The stock market indexes sliced through Monday's lows on Tuesday and added to weekly losses. A morning bounce lifted some benchmarks into the green, with Dow Jones Industrial Average leading the upside. Losses between 4% and 8% in the last week have set off oversold signals but battered investors may not take the bait.
The Dow Jones is trading 0.6% higher at this hour while the S&P 500 is down by 0.1%. The Nasdaq composite has shed losses, gaining 0.2%, nearly matching the Russell 2000 small-cap index's 0.3% uptick.
Volume on the NYSE and the Nasdaq is higher by nearly double-digit percentages compared to the same time on Monday.
U.S. Treasurys split across the yield curve, with the 30-year bond bouncing back while the 10-year yield surged to 3.90% after topping 4.0% overnight.
Crude oil retreated, down less than two bucks to $88.11 per barrel.
Chip stocks continued to lose ground, adding to the PHLX semiconductor index 's 11% loss, incurred in just four trading days. The index relinquished another 1.4% on Tuesday morning and is slumping near a two-year low.
Turnaround Tuesday?
Will today's session end with a turnaround-Tuesday reversal?
This long-observed phenomenon refers to the tendency for Tuesday's stock market to reverse the direction of the last one to three trading days. It makes sense right now because prices are stretched to the downside and oversold bounces should be paths of least resistance.
However, as we've seen repeatedly this year, buyers are failing to show up where they're expected. Sadly, this is typical in a bear market, highlighting IBD's cautious "market in correction" call.
Bottom line for risk-conscious investors is to keep raising cash and be very selective about new exposure.
Putin's Stock Market
Vladimir Putin has ordered deadly missile strikes all over Ukraine in retaliation for the bridge blown up in Crimea. Obviously, world markets have been dealing with fallout from the Russian invasion since February but deep complacency has set in, despite apocalyptic warnings from Russia's leader.
None of this is good for stock market or economic sentiment because it raises the threat of a black swan event, in which something very bad happens in Ukraine and world markets have to deal with the consequences.

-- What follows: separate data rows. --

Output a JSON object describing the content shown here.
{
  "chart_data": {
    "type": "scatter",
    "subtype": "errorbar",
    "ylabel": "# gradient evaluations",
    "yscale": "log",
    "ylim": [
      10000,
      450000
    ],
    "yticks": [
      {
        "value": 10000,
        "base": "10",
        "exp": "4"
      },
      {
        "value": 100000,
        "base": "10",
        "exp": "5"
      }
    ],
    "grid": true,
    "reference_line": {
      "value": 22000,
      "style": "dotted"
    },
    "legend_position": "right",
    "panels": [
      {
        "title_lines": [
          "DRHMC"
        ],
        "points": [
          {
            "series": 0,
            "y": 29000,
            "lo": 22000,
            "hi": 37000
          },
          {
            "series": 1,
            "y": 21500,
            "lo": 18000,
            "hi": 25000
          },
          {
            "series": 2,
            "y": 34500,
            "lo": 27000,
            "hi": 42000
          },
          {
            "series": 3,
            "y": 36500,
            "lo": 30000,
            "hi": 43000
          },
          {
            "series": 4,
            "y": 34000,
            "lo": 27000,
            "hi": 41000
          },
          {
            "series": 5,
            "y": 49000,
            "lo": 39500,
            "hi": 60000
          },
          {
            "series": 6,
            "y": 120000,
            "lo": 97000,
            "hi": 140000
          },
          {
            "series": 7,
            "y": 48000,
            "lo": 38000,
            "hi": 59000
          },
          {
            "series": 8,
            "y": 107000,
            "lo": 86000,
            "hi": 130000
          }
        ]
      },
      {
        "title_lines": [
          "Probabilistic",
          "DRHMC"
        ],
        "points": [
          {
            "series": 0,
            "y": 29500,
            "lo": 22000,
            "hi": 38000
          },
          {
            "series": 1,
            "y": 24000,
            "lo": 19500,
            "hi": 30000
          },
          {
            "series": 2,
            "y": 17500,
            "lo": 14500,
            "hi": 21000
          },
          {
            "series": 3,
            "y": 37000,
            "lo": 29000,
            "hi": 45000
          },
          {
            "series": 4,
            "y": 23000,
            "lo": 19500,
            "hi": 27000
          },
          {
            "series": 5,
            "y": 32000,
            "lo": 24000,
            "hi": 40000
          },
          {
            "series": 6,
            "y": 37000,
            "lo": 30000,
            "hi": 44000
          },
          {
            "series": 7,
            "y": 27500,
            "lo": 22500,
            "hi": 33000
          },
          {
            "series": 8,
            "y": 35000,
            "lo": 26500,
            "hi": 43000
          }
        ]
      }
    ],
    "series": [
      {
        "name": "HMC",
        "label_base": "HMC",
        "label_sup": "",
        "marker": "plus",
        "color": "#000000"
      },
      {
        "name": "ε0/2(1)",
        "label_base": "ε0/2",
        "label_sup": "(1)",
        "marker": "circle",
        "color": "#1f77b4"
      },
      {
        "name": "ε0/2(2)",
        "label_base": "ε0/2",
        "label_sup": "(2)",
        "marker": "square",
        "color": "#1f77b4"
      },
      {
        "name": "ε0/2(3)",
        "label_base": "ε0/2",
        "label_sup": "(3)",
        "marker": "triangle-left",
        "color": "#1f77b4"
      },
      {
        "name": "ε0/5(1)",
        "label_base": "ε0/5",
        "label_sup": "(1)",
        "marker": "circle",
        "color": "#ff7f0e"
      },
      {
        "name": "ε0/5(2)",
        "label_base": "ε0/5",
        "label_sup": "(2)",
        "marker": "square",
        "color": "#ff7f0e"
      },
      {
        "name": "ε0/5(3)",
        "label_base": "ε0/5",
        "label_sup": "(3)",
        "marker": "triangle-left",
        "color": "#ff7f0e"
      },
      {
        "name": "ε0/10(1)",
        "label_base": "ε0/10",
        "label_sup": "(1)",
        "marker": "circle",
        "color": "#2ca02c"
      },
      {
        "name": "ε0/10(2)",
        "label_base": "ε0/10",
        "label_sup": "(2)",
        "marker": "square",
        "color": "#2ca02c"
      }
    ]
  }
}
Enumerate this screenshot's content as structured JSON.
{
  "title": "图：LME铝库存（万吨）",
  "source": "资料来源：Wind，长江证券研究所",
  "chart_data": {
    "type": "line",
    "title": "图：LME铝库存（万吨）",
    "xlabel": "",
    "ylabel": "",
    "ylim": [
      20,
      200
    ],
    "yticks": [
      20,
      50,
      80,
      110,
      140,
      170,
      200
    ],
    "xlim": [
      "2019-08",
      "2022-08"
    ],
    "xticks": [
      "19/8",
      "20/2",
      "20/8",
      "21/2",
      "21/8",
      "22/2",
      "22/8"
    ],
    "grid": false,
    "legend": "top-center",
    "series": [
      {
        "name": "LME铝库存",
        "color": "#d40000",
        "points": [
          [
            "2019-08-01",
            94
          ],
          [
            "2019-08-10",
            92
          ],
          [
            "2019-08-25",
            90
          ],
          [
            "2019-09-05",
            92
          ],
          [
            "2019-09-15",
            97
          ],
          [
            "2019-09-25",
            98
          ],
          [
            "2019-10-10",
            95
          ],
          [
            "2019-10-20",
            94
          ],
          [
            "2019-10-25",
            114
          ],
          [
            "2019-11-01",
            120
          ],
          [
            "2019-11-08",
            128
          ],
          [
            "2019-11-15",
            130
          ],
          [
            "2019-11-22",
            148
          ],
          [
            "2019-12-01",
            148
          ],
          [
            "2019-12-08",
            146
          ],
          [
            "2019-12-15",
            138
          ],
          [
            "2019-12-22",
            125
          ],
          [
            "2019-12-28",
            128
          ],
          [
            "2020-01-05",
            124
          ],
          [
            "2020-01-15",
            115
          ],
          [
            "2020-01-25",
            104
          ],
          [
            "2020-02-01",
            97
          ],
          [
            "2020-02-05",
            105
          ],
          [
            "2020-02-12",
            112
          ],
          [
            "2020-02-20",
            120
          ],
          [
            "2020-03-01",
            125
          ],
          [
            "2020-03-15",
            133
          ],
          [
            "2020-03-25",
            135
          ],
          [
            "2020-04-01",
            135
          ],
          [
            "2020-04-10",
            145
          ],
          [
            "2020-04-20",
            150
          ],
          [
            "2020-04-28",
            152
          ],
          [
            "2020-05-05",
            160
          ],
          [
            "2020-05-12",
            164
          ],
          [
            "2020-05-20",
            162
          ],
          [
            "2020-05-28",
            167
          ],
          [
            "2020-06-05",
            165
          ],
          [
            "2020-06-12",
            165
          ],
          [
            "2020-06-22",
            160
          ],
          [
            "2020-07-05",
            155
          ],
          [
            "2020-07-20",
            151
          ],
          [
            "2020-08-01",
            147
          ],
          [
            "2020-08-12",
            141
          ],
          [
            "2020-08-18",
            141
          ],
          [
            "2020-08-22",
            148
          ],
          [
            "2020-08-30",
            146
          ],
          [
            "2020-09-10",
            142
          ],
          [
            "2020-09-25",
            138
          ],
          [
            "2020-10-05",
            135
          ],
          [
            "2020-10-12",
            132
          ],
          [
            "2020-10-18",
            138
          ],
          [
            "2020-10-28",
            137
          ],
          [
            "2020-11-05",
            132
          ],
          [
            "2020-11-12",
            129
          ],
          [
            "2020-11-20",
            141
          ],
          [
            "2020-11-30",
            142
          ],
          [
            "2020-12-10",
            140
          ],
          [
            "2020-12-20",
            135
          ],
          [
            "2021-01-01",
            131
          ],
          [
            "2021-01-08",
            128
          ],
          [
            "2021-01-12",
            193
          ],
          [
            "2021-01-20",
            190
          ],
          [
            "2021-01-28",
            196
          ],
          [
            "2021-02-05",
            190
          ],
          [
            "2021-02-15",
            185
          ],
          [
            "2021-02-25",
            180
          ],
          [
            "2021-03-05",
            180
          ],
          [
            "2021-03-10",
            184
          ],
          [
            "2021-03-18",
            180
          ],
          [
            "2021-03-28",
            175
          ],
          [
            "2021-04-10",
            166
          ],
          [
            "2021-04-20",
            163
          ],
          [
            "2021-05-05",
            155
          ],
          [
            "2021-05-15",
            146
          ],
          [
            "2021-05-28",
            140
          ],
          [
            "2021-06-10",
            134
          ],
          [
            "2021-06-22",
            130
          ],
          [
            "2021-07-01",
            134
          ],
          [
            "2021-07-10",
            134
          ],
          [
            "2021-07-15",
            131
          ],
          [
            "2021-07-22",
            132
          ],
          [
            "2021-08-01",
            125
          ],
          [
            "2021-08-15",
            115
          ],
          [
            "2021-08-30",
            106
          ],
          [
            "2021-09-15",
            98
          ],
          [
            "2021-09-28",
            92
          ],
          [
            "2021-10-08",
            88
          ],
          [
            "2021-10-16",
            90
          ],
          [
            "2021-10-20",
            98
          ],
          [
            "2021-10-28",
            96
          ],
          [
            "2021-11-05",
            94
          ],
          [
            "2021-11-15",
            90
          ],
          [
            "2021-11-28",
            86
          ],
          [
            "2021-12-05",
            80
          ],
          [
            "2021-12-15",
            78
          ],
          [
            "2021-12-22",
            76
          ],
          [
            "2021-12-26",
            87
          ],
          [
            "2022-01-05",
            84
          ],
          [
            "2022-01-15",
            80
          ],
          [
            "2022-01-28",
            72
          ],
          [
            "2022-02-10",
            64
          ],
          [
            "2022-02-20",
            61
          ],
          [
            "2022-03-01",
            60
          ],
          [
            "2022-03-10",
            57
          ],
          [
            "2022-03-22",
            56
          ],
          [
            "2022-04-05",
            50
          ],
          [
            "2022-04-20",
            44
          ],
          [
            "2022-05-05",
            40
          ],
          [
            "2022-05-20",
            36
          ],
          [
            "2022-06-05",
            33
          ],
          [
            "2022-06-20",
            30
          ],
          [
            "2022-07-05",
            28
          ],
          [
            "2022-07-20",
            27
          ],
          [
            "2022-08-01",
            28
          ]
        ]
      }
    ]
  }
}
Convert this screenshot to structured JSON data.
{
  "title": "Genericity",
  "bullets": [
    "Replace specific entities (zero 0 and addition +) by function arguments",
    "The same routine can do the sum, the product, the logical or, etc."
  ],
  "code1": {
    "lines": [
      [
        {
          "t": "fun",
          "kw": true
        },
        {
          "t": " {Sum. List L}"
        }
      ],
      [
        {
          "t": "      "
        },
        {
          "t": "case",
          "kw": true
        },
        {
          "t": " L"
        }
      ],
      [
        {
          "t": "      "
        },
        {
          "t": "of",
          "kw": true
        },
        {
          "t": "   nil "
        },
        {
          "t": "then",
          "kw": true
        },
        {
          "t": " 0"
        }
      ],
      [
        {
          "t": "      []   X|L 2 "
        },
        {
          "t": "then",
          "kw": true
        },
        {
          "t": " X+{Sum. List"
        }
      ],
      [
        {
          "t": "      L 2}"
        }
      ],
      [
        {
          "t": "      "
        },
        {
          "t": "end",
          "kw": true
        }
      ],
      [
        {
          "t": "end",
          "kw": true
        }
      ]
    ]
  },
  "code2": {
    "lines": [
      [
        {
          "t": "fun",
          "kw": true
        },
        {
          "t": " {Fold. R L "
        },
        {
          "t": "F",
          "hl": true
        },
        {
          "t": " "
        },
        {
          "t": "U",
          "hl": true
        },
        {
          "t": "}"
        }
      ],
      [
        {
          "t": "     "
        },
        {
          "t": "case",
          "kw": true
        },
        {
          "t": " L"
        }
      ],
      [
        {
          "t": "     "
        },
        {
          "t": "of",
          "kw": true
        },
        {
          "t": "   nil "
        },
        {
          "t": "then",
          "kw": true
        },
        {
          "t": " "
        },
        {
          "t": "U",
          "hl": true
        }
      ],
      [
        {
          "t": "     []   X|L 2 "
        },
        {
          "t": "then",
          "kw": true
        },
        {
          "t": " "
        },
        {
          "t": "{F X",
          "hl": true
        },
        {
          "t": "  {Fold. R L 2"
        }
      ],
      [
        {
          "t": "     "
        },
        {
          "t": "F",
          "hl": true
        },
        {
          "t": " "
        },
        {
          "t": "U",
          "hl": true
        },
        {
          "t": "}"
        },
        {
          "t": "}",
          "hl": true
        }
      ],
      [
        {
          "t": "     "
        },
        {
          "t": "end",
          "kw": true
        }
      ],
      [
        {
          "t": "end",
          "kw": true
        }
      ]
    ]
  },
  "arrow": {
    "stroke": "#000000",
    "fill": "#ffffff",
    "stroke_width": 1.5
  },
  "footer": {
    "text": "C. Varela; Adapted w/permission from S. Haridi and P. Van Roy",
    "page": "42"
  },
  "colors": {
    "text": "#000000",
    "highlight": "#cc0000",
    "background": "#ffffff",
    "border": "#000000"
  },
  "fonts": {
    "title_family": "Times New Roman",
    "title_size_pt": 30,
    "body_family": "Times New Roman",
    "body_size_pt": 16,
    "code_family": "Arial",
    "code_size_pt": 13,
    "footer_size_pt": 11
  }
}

Investopedia describes this brutal but rare market occurrence as follows: "A black swan is an unpredictable event that is beyond what is normally expected of a situation and has potentially severe consequences. Black swan events are characterized by their extreme rarity, severe impact, and the widespread insistence they were obvious in hindsight."
Clearly, black swan consequences could be doubly worse this time around, given the Fed's aggressive interest rate tightening policy.
Third-Quarter Earnings Season
Q3 earnings season starts with a bang this week.
Big banks JPMorgan Chase, Citigroup and Wells Fargo step to the plate on Friday.
The banking sector has displayed a strong tendency to sell off after earnings in recent quarters so any positive reaction will set off a bullish divergence. A bullish divergence is a contrary signal set into motion when price action moves in the opposite direction of crowd expectations.
Blue chips Delta Air Lines, UnitedHealth, PepsiCo and Walgreens Boots Alliance also report earnings this week.
American Airlines raised Q3 revenue guidance in Tuesday's premarket, lifting expectations ahead of Delta's report on Thursday morning. AAL stock traded higher by 2.1% in late morning action.
Stock Market Winners And Losers
Facebook parent Meta Platforms fell 2.5% and neared a four-year low after Atlantic Equities downgraded the social media platform to neutral with a $160 price target.
Zoom Video Communications bounced strongly after dropping than 4% in Tuesday's stock market and is now 0.4% higher. Morgan Stanley downgraded the stock from overweight to equal weight, citing the lack of near-term catalysts. ZM stock has fallen 88% from the all-time high posted in October 2020.
IBD Leaderboard stock and medical leader Cardinal Health is shaping a flat base with a 72.38 buy point and has just flashed a bullish blue dot on MarketSmith.
Shares are in buy range amid a first test of its 10-week moving average, per Leaderboard commentary. Earnings are due Nov. 4. Shares traded higher by 3%, heading into the lunch hour.
Energy giant ConocoPhillips fell below a 118.49 buy point in a cup with handle on Monday, dropping 1.4%. So far, there's no sell signal. The stock's RS line hit a new high last week, illustrating strong stock-market outperformance. Earnings are scheduled for Nov. 3.
Shares fell 0.5% in the session's first half, coinciding with the drop in oil prices.